Researchers from Harvard and the Max Planck Institute made the estimate in an attempt to work out why the Neanderthals are more closely related to people from outside Africa.

Their findings suggest that when modern humans emerged from that continent they encountered other hominids and had children with them, who are the ancestors of people across Europe and Asia.

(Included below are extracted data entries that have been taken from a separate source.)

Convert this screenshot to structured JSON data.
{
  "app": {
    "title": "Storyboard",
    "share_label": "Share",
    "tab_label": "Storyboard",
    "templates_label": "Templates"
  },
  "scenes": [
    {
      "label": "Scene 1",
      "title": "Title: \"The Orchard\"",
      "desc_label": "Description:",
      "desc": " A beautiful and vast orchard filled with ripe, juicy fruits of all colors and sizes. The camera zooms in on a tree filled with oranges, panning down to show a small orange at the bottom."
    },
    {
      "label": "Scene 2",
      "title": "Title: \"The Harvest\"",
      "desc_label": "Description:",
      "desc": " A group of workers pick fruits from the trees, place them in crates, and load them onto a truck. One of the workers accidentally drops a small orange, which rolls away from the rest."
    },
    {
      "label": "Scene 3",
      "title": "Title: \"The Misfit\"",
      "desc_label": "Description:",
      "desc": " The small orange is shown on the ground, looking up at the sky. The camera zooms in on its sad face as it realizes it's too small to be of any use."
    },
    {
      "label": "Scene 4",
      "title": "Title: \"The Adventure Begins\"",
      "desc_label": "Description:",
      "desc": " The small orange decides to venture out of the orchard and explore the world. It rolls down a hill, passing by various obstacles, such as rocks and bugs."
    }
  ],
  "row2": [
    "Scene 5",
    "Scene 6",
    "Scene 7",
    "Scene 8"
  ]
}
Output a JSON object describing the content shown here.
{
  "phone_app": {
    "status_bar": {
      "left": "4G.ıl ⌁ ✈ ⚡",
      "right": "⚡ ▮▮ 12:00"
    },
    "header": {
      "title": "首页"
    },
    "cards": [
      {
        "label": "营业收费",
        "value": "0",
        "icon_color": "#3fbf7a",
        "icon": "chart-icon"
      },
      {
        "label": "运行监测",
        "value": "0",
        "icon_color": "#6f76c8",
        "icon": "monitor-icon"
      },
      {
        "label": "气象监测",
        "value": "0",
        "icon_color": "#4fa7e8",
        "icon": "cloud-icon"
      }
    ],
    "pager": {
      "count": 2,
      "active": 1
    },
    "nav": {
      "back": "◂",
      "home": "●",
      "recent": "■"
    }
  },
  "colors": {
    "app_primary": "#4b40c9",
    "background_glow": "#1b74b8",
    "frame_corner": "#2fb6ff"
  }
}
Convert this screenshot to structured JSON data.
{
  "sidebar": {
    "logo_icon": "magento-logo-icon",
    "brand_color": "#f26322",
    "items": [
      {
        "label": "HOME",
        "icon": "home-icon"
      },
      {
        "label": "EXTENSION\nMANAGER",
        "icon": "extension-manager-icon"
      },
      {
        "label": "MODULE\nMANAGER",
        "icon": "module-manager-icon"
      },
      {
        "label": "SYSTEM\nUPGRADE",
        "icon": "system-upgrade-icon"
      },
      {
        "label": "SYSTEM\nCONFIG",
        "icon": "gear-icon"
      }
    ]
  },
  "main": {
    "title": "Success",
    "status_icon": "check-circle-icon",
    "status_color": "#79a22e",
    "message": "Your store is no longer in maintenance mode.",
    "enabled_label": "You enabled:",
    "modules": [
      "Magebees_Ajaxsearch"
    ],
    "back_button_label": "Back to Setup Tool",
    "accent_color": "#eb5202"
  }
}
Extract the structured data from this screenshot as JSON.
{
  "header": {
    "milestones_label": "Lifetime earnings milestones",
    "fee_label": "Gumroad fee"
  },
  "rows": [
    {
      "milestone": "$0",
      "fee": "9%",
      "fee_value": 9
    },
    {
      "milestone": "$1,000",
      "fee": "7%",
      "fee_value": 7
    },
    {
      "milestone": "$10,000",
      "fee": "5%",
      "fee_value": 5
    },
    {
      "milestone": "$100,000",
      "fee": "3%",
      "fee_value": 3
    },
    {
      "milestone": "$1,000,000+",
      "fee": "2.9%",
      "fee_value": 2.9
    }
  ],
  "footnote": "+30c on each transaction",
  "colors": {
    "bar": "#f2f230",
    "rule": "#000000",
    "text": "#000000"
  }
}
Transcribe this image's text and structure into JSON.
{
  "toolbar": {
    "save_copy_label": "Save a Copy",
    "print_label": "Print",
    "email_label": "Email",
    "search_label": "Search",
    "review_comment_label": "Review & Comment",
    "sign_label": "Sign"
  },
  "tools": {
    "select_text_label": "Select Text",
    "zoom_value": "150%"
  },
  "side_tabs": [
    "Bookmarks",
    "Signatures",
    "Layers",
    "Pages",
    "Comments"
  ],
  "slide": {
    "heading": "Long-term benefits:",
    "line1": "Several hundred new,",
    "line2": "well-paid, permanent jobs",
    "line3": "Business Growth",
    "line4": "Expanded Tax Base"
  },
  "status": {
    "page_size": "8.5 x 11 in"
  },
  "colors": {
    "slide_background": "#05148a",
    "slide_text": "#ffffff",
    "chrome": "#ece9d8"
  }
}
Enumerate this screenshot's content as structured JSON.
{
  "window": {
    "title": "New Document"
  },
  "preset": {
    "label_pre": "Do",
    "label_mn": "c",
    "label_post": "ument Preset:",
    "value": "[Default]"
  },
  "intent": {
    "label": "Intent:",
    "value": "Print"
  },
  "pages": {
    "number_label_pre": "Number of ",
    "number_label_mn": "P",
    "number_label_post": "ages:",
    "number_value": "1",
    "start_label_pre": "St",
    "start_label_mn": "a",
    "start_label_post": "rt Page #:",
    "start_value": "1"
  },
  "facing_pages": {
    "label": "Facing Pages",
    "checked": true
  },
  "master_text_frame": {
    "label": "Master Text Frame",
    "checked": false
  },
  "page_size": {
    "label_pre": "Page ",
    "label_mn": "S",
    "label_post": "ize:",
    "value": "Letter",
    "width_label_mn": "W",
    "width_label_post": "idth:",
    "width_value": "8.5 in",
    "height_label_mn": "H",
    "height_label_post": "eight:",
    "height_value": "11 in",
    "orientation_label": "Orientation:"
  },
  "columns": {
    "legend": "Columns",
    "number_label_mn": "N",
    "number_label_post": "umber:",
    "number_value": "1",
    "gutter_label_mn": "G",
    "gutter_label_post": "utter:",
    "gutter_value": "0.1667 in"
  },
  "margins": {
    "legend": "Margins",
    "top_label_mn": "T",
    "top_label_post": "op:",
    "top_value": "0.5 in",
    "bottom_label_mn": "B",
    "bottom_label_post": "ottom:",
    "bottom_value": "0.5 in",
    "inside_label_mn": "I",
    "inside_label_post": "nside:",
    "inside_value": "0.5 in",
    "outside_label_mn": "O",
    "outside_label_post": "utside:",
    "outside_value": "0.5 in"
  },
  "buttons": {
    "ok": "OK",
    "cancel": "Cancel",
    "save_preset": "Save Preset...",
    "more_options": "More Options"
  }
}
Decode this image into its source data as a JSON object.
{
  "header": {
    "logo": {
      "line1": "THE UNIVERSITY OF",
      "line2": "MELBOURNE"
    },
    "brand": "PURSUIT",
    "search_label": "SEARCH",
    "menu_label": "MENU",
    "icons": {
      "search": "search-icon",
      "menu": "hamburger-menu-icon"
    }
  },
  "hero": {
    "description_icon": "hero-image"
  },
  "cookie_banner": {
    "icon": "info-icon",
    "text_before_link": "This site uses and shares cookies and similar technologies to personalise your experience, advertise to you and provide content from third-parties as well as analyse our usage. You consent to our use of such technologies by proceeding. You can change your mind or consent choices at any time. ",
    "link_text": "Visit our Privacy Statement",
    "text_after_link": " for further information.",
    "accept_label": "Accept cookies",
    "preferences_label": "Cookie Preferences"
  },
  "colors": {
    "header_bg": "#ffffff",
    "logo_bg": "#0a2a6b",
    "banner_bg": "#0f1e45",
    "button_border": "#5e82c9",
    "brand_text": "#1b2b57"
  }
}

The study backs up recent research which suggests that early humans and Neanderthals lived side by side in caves in northern Israel.

To discover why Neandertals are most closely related to people outside Africa, scientists estimated the date when Neandertals and modern Europeans last shared ancestors.

 

The research, provides a historical context for the interbreeding.

When the Neandertal genome was sequenced in 2010 it revealed that people outside Africa share slightly more genetic variants with Neandertals than Africans do.

One scenario that could explain this observation is that modern humans mixed with Neandertals when they came out of Africa.

An alternative, but more complex, scenario is that African populations ancestral to both Neandertals and modern humans remained subdivided over a few hundred thousand years and that those more related to Neandertals subsequently left Africa.

Dr Sriram Sankararaman and colleagues measured the length of DNA pieces in the genomes of Europeans that are similar to Neandertals.

Since recombination between chromosomes when egg and sperm cells are formed reduces the size of such pieces in each generation, the Neandertal-related pieces will be smaller the longer they have spent in the genomes of present-day people.

The team estimate that Neandertals and modern humans last exchanged genes between 37,000 and 86,000 years ago, well after modern humans appeared outside Africa but potentially before they started spreading across Eurasia.

This suggests that Neandertals (or their close relatives) had children with the direct ancestors of present-day people outside Africa.

The study finding was published in the journal 'PLoS Genetics'.